Melissa bent over him.
‘Don’t do that!’ Kat shouted, but it was too late.
She didn’t know if the thing was truly a god or just some weird kind of leech, but it was fast. It shot out from under the bed, rolled along Rideout’s shoulder, onto Melissa’s hand, and up her arm. Melissa tried to shake it off and couldn’t. Some kind of sticky stuff on those stubby little spikes, the part of Kat’s brain that would still work told the part – the much larger part – that still wouldn’t. Like the glue on a fly’s feet.
Melissa had seen where the thing came from and even in her panic was wise enough to cover her own mouth with both hands. The thing skittered up her neck, over her cheek, and squatted on her left eye. The wind screamed and Melissa screamed with it. It was the cry of a woman drowning in a kind of pain the one-to-ten charts in hospitals can never describe. Melissa’s agony was well over one hundred – that of someone being boiled alive. She staggered backwards, clawing at the thing on her eye. It was pulsing faster now, and Kat could hear a low, liquid sound as the thing resumed feeding. It was a slushy sound.
It doesn’t care who it eats, Kat thought. She realized she was walking toward the screaming, flailing woman.

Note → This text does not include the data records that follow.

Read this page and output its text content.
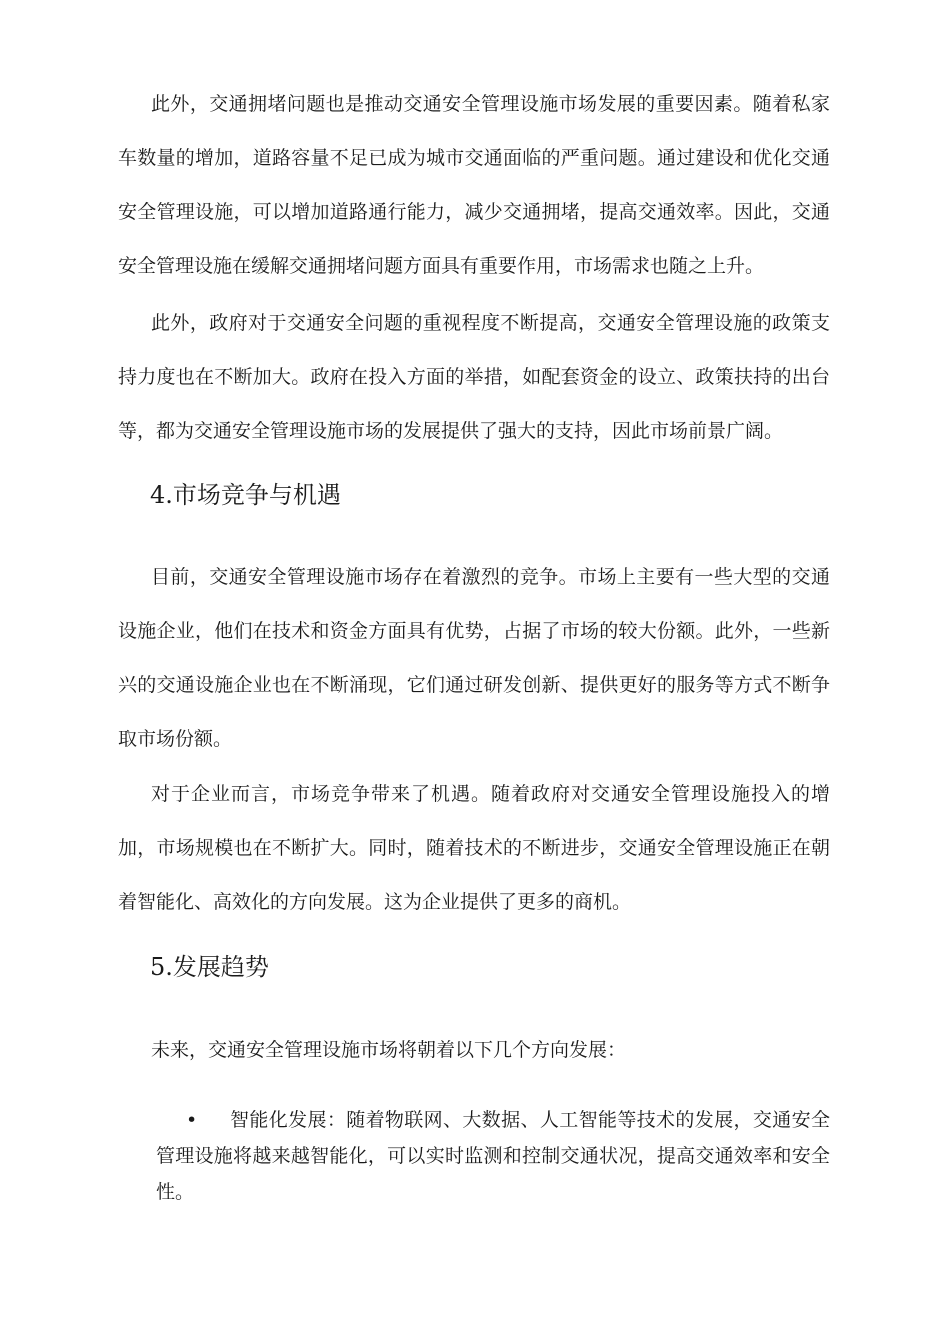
此外，交通拥堵问题也是推动交通安全管理设施市场发展的重要因素。随着私家车数量的增加，道路容量不足已成为城市交通面临的严重问题。通过建设和优化交通安全管理设施，可以增加道路通行能力，减少交通拥堵，提高交通效率。因此，交通安全管理设施在缓解交通拥堵问题方面具有重要作用，市场需求也随之上升。

此外，政府对于交通安全问题的重视程度不断提高，交通安全管理设施的政策支持力度也在不断加大。政府在投入方面的举措，如配套资金的设立、政策扶持的出台等，都为交通安全管理设施市场的发展提供了强大的支持，因此市场前景广阔。

4.市场竞争与机遇

目前，交通安全管理设施市场存在着激烈的竞争。市场上主要有一些大型的交通设施企业，他们在技术和资金方面具有优势，占据了市场的较大份额。此外，一些新兴的交通设施企业也在不断涌现，它们通过研发创新、提供更好的服务等方式不断争取市场份额。

对于企业而言，市场竞争带来了机遇。随着政府对交通安全管理设施投入的增加，市场规模也在不断扩大。同时，随着技术的不断进步，交通安全管理设施正在朝着智能化、高效化的方向发展。这为企业提供了更多的商机。

5.发展趋势

未来，交通安全管理设施市场将朝着以下几个方向发展：

•	智能化发展：随着物联网、大数据、人工智能等技术的发展，交通安全管理设施将越来越智能化，可以实时监测和控制交通状况，提高交通效率和安全性。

‘Hold still! Melissa, hold STILL!’
Melissa paid no attention. She continued to back up. She struck the thick branch now visiting the room and went sprawling. Kat dropped to one knee beside her and brought the broom handle smartly down on Melissa’s face. Down on the thing that was feeding on Melissa’s eye.
There was a splatting sound, and suddenly the thing was sliding limply down the housekeeper’s cheek, leaving a wet trail of slime behind. It moved across the leaf-littered floor, intending to hide under the branch the way it had hidden under the bed. Kat sprang to her feet and stepped on it. She felt it splatter beneath her sturdy New Balance walking shoe. Green stuff shot out in both directions, as if she had stepped on a balloon filled with snot.